Wait. You should get paid to do that?!

Like so many churches across the U.S., ours is having budget issues.  Things are looking up as people have stepped up to the plate and increased their pledges.  A definite good thing.  One thing that has come out of it is a hard look at what our church spends its money on including the music program.  I think this sort of evaluation is a good thing -- are we sticking to the mission of the church?  Are we using our money wisely?

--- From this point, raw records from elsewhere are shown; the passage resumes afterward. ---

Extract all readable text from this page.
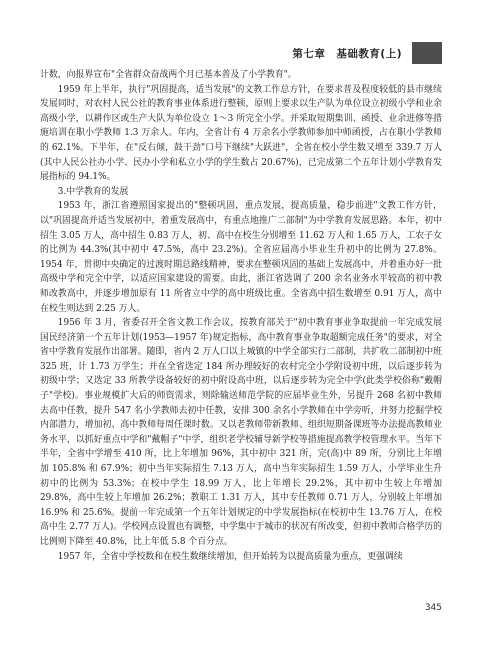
第七章　基础教育(上)

计数，向报界宣布"全省群众奋战两个月已基本普及了小学教育"。

1959 年上半年，执行"巩固提高，适当发展"的文教工作总方针，在要求普及程度较低的县市继续发展同时，对农村人民公社的教育事业体系进行整顿，原则上要求以生产队为单位设立初级小学和业余高级小学，以耕作区或生产大队为单位设立 1～3 所完全小学。并采取短期集训、函授、业余进修等措施培训在职小学教师 1.3 万余人。年内，全省计有 4 万余名小学教师参加中师函授，占在职小学教师的 62.1%。下半年，在"反右倾，鼓干劲"口号下继续"大跃进"，全省在校小学生数又增至 339.7 万人(其中人民公社办小学、民办小学和私立小学的学生数占 20.67%)，已完成第二个五年计划小学教育发展指标的 94.1%。

3.中学教育的发展

1953 年，浙江省遵照国家提出的"整顿巩固，重点发展，提高质量，稳步前进"文教工作方针，以"巩固提高并适当发展初中，着重发展高中，有重点地推广二部制"为中学教育发展思路。本年，初中招生 3.05 万人，高中招生 0.83 万人，初、高中在校生分别增至 11.62 万人和 1.65 万人，工农子女的比例为 44.3%(其中初中 47.5%，高中 23.2%)。全省应届高小毕业生升初中的比例为 27.8%。1954 年，贯彻中央确定的过渡时期总路线精神，要求在整顿巩固的基础上发展高中，并着重办好一批高级中学和完全中学，以适应国家建设的需要。由此，浙江省选调了 200 余名业务水平较高的初中教师改教高中，并逐步增加原有 11 所省立中学的高中班级比重。全省高中招生数增至 0.91 万人，高中在校生则达到 2.25 万人。

1956 年 3 月，省委召开全省文教工作会议，按教育部关于"初中教育事业争取提前一年完成发展国民经济第一个五年计划(1953—1957 年)规定指标，高中教育事业争取超额完成任务"的要求，对全省中学教育发展作出部署。随即，省内 2 万人口以上城镇的中学全部实行二部制，共扩收二部制初中班 325 班，计 1.73 万学生；并在全省选定 184 所办理较好的农村完全小学附设初中班，以后逐步转为初级中学；又选定 33 所教学设备较好的初中附设高中班，以后逐步转为完全中学(此类学校俗称"戴帽子"学校)。事业规模扩大后的师资需求，则除输送师范学院的应届毕业生外，另提升 268 名初中教师去高中任教，提升 547 名小学教师去初中任教，安排 300 余名小学教师在中学旁听，并努力挖掘学校内部潜力，增加初、高中教师每周任课时数。又以老教师带新教师、组织短期备课班等办法提高教师业务水平，以抓好重点中学和"戴帽子"中学，组织老学校辅导新学校等措施提高教学校管理水平。当年下半年，全省中学增至 410 所，比上年增加 96%，其中初中 321 所，完(高)中 89 所，分别比上年增加 105.8% 和 67.9%；初中当年实际招生 7.13 万人，高中当年实际招生 1.59 万人，小学毕业生升初中的比例为 53.3%；在校中学生 18.99 万人，比上年增长 29.2%，其中初中生较上年增加 29.8%，高中生较上年增加 26.2%；教职工 1.31 万人，其中专任教师 0.71 万人，分别较上年增加 16.9% 和 25.6%。提前一年完成第一个五年计划规定的中学发展指标(在校初中生 13.76 万人，在校高中生 2.77 万人)。学校网点设置也有调整，中学集中于城市的状况有所改变，但初中教师合格学历的比例则下降至 40.8%，比上年低 5.8 个百分点。

1957 年，全省中学校数和在校生数继续增加，但开始转为以提高质量为重点，更强调续

345
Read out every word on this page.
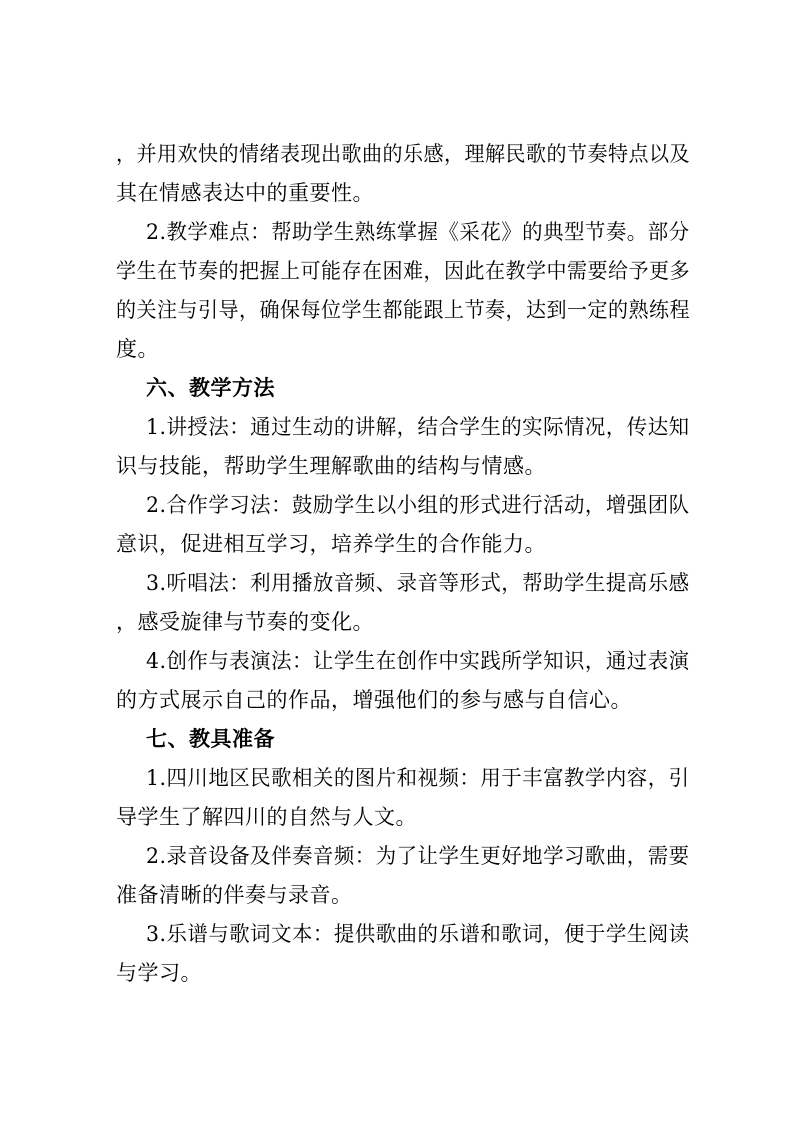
，并用欢快的情绪表现出歌曲的乐感，理解民歌的节奏特点以及
其在情感表达中的重要性。
2.教学难点：帮助学生熟练掌握《采花》的典型节奏。部分
学生在节奏的把握上可能存在困难，因此在教学中需要给予更多
的关注与引导，确保每位学生都能跟上节奏，达到一定的熟练程
度。
六、教学方法
1.讲授法：通过生动的讲解，结合学生的实际情况，传达知
识与技能，帮助学生理解歌曲的结构与情感。
2.合作学习法：鼓励学生以小组的形式进行活动，增强团队
意识，促进相互学习，培养学生的合作能力。
3.听唱法：利用播放音频、录音等形式，帮助学生提高乐感
，感受旋律与节奏的变化。
4.创作与表演法：让学生在创作中实践所学知识，通过表演
的方式展示自己的作品，增强他们的参与感与自信心。
七、教具准备
1.四川地区民歌相关的图片和视频：用于丰富教学内容，引
导学生了解四川的自然与人文。
2.录音设备及伴奏音频：为了让学生更好地学习歌曲，需要
准备清晰的伴奏与录音。
3.乐谱与歌词文本：提供歌曲的乐谱和歌词，便于学生阅读
与学习。
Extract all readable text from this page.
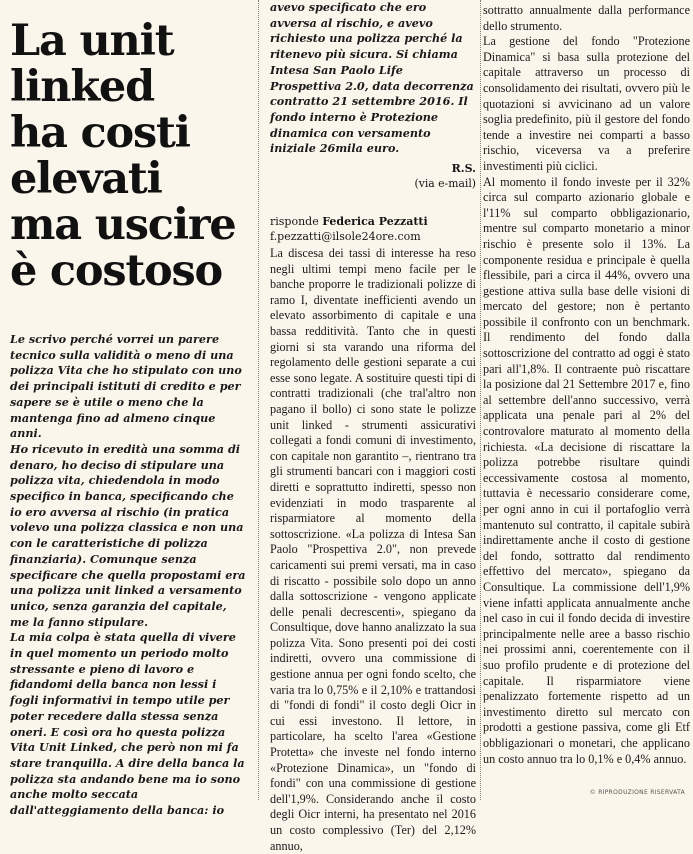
La unit
linked
ha costi
elevati
ma uscire
è costoso

Le scrivo perché vorrei un parere tecnico sulla validità o meno di una polizza Vita che ho stipulato con uno dei principali istituti di credito e per sapere se è utile o meno che la mantenga fino ad almeno cinque anni.

Ho ricevuto in eredità una somma di denaro, ho deciso di stipulare una polizza vita, chiedendola in modo specifico in banca, specificando che io ero avversa al rischio (in pratica volevo una polizza classica e non una con le caratteristiche di polizza finanziaria). Comunque senza specificare che quella propostami era una polizza unit linked a versamento unico, senza garanzia del capitale, me la fanno stipulare.

La mia colpa è stata quella di vivere in quel momento un periodo molto stressante e pieno di lavoro e fidandomi della banca non lessi i fogli informativi in tempo utile per poter recedere dalla stessa senza oneri. E così ora ho questa polizza Vita Unit Linked, che però non mi fa stare tranquilla. A dire della banca la polizza sta andando bene ma io sono anche molto seccata dall'atteggiamento della banca: io

avevo specificato che ero avversa al rischio, e avevo richiesto una polizza perché la ritenevo più sicura. Si chiama Intesa San Paolo Life Prospettiva 2.0, data decorrenza contratto 21 settembre 2016. Il fondo interno è Protezione dinamica con versamento iniziale 26mila euro.

R.S.

(via e-mail)

risponde Federica Pezzatti
f.pezzatti@ilsole24ore.com

La discesa dei tassi di interesse ha reso negli ultimi tempi meno facile per le banche proporre le tradizionali polizze di ramo I, diventate inefficienti avendo un elevato assorbimento di capitale e una bassa redditività. Tanto che in questi giorni si sta varando una riforma del regolamento delle gestioni separate a cui esse sono legate. A sostituire questi tipi di contratti tradizionali (che tral'altro non pagano il bollo) ci sono state le polizze unit linked - strumenti assicurativi collegati a fondi comuni di investimento, con capitale non garantito –, rientrano tra gli strumenti bancari con i maggiori costi diretti e soprattutto indiretti, spesso non evidenziati in modo trasparente al risparmiatore al momento della sottoscrizione. «La polizza di Intesa San Paolo "Prospettiva 2.0", non prevede caricamenti sui premi versati, ma in caso di riscatto - possibile solo dopo un anno dalla sottoscrizione - vengono applicate delle penali decrescenti», spiegano da Consultique, dove hanno analizzato la sua polizza Vita. Sono presenti poi dei costi indiretti, ovvero una commissione di gestione annua per ogni fondo scelto, che varia tra lo 0,75% e il 2,10% e trattandosi di "fondi di fondi" il costo degli Oicr in cui essi investono. Il lettore, in particolare, ha scelto l'area «Gestione Protetta» che investe nel fondo interno «Protezione Dinamica», un "fondo di fondi" con una commissione di gestione dell'1,9%. Considerando anche il costo degli Oicr interni, ha presentato nel 2016 un costo complessivo (Ter) del 2,12% annuo,

sottratto annualmente dalla performance dello strumento.

La gestione del fondo "Protezione Dinamica" si basa sulla protezione del capitale attraverso un processo di consolidamento dei risultati, ovvero più le quotazioni si avvicinano ad un valore soglia predefinito, più il gestore del fondo tende a investire nei comparti a basso rischio, viceversa va a preferire investimenti più ciclici.

Al momento il fondo investe per il 32% circa sul comparto azionario globale e l'11% sul comparto obbligazionario, mentre sul comparto monetario a minor rischio è presente solo il 13%. La componente residua e principale è quella flessibile, pari a circa il 44%, ovvero una gestione attiva sulla base delle visioni di mercato del gestore; non è pertanto possibile il confronto con un benchmark. Il rendimento del fondo dalla sottoscrizione del contratto ad oggi è stato pari all'1,8%. Il contraente può riscattare la posizione dal 21 Settembre 2017 e, fino al settembre dell'anno successivo, verrà applicata una penale pari al 2% del controvalore maturato al momento della richiesta. «La decisione di riscattare la polizza potrebbe risultare quindi eccessivamente costosa al momento, tuttavia è necessario considerare come, per ogni anno in cui il portafoglio verrà mantenuto sul contratto, il capitale subirà indirettamente anche il costo di gestione del fondo, sottratto dal rendimento effettivo del mercato», spiegano da Consultique. La commissione dell'1,9% viene infatti applicata annualmente anche nel caso in cui il fondo decida di investire principalmente nelle aree a basso rischio nei prossimi anni, coerentemente con il suo profilo prudente e di protezione del capitale. Il risparmiatore viene penalizzato fortemente rispetto ad un investimento diretto sul mercato con prodotti a gestione passiva, come gli Etf obbligazionari o monetari, che applicano un costo annuo tra lo 0,1% e 0,4% annuo.

© RIPRODUZIONE RISERVATA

Of course the music program is being evaluated -- we're one of the biggest budgets for the programs and committees of the church.  It's a significant amount of money -- not the largest budget compared to a few churches (mainly in the Boston area), but large by some standards.  For what he has to work with, my boss has put together one of the top music programs here in the state.

During this process, though, some interesting viewpoints have come to light.  The one that sticks in my craw is the idea that we as musicians should be doing this for free.  This includes my boss, the Minister of Music.  The rationale is usually along the lines that either music is just the "fluff" of the worship service or that we should give our services to the church because it's a church.

I can totally see how some people arrive to that first rationale.  If you aren't into music, you aren't into.  We try to run a varied program.  I joke that our music program is much like the New England weather - if you don't like it, just wait for a few minutes.  I think my boss does a phenomenal job of trying to appeal to as many as he can by keeping the selections varied -- everything from the "golden moldies" to modern.  As a musician, I appreciate the variety as it keeps me on my toes from week-to-week.  Unfortunately, you can't please everyone, though.

The second rationale makes absolutely no sense to me whatsoever.  We don't expect our other ministers to work for free "for the good of the church" -- why should the professional musicians?  My boss has his masters and has gone through the program that the American Guild of Organists offers that upon completion is pretty much on the level of getting your Ph.D.  It's intense.  Personally, I spent years (and tons of money) on my training to get me to where I am today.  I do what I can to further my own education as time and money allows.

I think this whole idea of musicians doing stuff for free for the good of some cause or for the experience is common well outside of our church.  Some think they're doing us musicians a favor just giving us that experience, so why should they pay us?  Some think "it's just music" -- their kid can play a couple of tunes of the piano so how hard can it be?  Yet, these same people would never expect their accountant to do their taxes for them for free or expect their doctor to give them a free exam or their minister to work at their church for nothing.

I am grateful that I know so many people who do understand that music -- like any other profession -- is..well.. a profession.   I wish everyone did.  Unlike some professions, music can be treated as a hobby and I do admit that music is fun for me.  I like what I do and it sometimes feel like I'm being paid to do my most favorite hobby in the whole world.   But I have bills to pay and education to further.  If the church can no longer sustain a budget that pays me to show up and use my expertise, so be it.  But please don't expect me to come and do it anyways for free because it's for the good of the church.  I may decide to stick around because I love the work and I have the best boss in the world.  If I do stick around, the arrangement will be different, though.  Because at that point, singing at the church will be fully in the hobby category.  Expecting otherwise is unreasonable.